Many people need a helping hand once in a while. The latest United Way study on economic insecurity says that in 2014, more than a third of Hoosier families were just one major, unexpected expense away from financial crisis. In Fort Wayne, 44 percent of households fell into that category.

Senate Bill 245 is ostensibly designed to help people of limited means cope with sudden expenses by allowing so-called "payday loan" institutions to offer small, long-term loans at extremely high interest rates. Now, payday loans are limited to a maximum of $605 and must be repaid within two weeks.

Public outcry moved the legislature to kill similar legislation last year. But the new bill features even less savory deals.

Authored by Sen. Travis Holdman, R-Markle, Senate Bill 245 would allow payday operations to offer loans between $605 and $2,500 for up to two years.

"They talk about a 20 percent interest rate per month," said Steve Hoffman, CEO of Brightpoint. "But nobody else uses that. They all use annual percentage rates." With an APR of 240 percent, Hoffman said, "that means $9,600 in interest on a $2,500 loan over a two-year period."

"Depending on the amount that would be borrowed under the ‘long term small loans’ bill," the Indianapolis Star reported Monday, "the APR would be from three to five times higher than the threshold to trigger a felony loan-sharking charge."

"I understand the demand," David Nicole, president and CEO of United Way of Allen County, said in an interview Monday. But, he said, taking a high-interest loan is a recipe for more financial hardship.

"Someone gets into a situation, they get a loan and they never get out," Nicole said. "They get a loan, and they get another loan to pay that off." That spiral, he said, sets consumers up to fail.

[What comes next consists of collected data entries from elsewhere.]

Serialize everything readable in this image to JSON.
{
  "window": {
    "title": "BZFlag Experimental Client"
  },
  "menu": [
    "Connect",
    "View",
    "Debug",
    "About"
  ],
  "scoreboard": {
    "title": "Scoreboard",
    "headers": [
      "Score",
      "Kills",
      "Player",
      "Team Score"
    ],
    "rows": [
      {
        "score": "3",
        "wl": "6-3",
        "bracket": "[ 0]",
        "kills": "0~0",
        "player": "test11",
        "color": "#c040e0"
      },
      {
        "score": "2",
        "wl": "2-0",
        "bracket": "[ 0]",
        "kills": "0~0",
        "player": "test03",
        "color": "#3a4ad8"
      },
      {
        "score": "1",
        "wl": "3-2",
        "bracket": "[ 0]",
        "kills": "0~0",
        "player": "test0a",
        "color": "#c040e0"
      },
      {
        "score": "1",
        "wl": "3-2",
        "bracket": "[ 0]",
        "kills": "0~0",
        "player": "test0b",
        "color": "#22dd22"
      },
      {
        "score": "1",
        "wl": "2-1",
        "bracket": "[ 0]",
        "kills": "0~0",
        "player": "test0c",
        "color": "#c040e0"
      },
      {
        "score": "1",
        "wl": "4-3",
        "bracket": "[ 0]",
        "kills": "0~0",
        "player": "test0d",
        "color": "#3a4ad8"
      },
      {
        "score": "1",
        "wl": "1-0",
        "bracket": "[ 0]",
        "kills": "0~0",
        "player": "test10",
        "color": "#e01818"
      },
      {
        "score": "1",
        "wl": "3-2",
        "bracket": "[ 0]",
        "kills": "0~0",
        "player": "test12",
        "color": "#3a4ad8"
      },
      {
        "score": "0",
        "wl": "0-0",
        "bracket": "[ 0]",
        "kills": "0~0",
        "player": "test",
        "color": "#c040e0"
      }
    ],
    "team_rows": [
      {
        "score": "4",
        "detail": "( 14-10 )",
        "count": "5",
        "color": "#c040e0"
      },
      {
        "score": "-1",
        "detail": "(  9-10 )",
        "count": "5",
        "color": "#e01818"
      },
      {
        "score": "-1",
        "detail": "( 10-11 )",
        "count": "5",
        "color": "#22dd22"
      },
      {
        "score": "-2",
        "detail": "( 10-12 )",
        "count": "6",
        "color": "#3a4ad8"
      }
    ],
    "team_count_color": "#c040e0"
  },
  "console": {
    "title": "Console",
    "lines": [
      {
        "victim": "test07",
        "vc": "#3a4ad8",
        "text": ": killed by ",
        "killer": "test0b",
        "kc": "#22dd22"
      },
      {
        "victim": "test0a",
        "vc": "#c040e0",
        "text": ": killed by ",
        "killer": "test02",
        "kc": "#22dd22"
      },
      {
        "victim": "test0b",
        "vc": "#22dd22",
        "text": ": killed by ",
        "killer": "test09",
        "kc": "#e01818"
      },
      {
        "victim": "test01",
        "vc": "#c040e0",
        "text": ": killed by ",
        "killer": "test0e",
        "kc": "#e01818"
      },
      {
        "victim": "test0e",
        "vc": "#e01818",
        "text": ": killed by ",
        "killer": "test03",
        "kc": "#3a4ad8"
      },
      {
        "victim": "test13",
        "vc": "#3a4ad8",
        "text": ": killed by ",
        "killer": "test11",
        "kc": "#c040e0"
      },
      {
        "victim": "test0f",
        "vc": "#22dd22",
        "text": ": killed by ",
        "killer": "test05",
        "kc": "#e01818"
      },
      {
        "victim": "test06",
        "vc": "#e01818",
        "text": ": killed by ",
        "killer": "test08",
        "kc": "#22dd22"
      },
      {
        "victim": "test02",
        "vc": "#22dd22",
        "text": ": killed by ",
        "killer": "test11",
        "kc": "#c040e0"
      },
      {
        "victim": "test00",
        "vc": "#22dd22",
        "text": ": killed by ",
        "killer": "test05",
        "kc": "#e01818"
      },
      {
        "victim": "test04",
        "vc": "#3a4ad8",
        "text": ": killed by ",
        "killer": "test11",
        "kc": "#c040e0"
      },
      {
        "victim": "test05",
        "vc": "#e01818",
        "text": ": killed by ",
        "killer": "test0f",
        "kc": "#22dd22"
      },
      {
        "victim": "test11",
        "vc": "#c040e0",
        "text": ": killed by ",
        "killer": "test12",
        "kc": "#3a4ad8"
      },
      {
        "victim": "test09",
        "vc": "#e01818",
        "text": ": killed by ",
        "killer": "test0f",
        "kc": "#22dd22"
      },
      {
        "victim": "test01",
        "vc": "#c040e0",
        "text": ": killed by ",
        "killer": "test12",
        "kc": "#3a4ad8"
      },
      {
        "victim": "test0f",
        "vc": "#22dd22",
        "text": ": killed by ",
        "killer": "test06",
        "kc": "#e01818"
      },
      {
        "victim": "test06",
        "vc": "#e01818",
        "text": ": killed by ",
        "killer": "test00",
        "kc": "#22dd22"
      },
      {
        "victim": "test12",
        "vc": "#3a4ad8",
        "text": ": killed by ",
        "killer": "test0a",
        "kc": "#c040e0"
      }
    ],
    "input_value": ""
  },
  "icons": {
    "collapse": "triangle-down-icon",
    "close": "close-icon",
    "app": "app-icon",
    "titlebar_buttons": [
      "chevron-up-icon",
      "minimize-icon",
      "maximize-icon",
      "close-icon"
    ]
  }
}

Hoffman, who hopes to be able to testify against the bill in a ­committee hearing next week, agreed. Such loans would be "tremendously damaging to anybody that gets one ... If you suddenly get a $500-a-month payment for two years, how are you going to maintain anything else?" he asked. "We’re forcing people onto government assistance, food stamps."

There are better alternatives.

Brightpoint partners with employers to offer more affordable 12-month installment loans through a Community Loan Center created with assistance from the JP Morgan Chase Foundation. Federal credit unions are also allowed to offer short-term loans at lower rates.

But "cash does not resolve the issue," Nicole said. "Cash puts a Band-Aid on it."

Calling 211 in Allen County will connect those in need with guidance and alternatives provided by a United Way staffer.

"There are a number of resources in the community," Nicole said. "The assistance depends on what the need is."

People who take exorbitant loan deals are usually succumbing to fear, Nicole said, and "panic leads to poor decisions."

If someone is seeking help because he or she has gotten a phone call from a debt collector demanding a payment, "the first thing is we’re going to help them back up a couple of steps," Nicole said. There may be other ways to pay the debt, such as filing for a tax refund. Or the 211 staff can help the caller connect with a debt-consolidation or consumer-credit-counseling service.

The answer, he said, is "helping families not get into a debt cycle." That involves helping people gain more financial literacy.

There are probably ways the legislature could do more to support those efforts. But first, it should kill SB 245, which is precisely the wrong way help struggling Hoosiers meet their bills.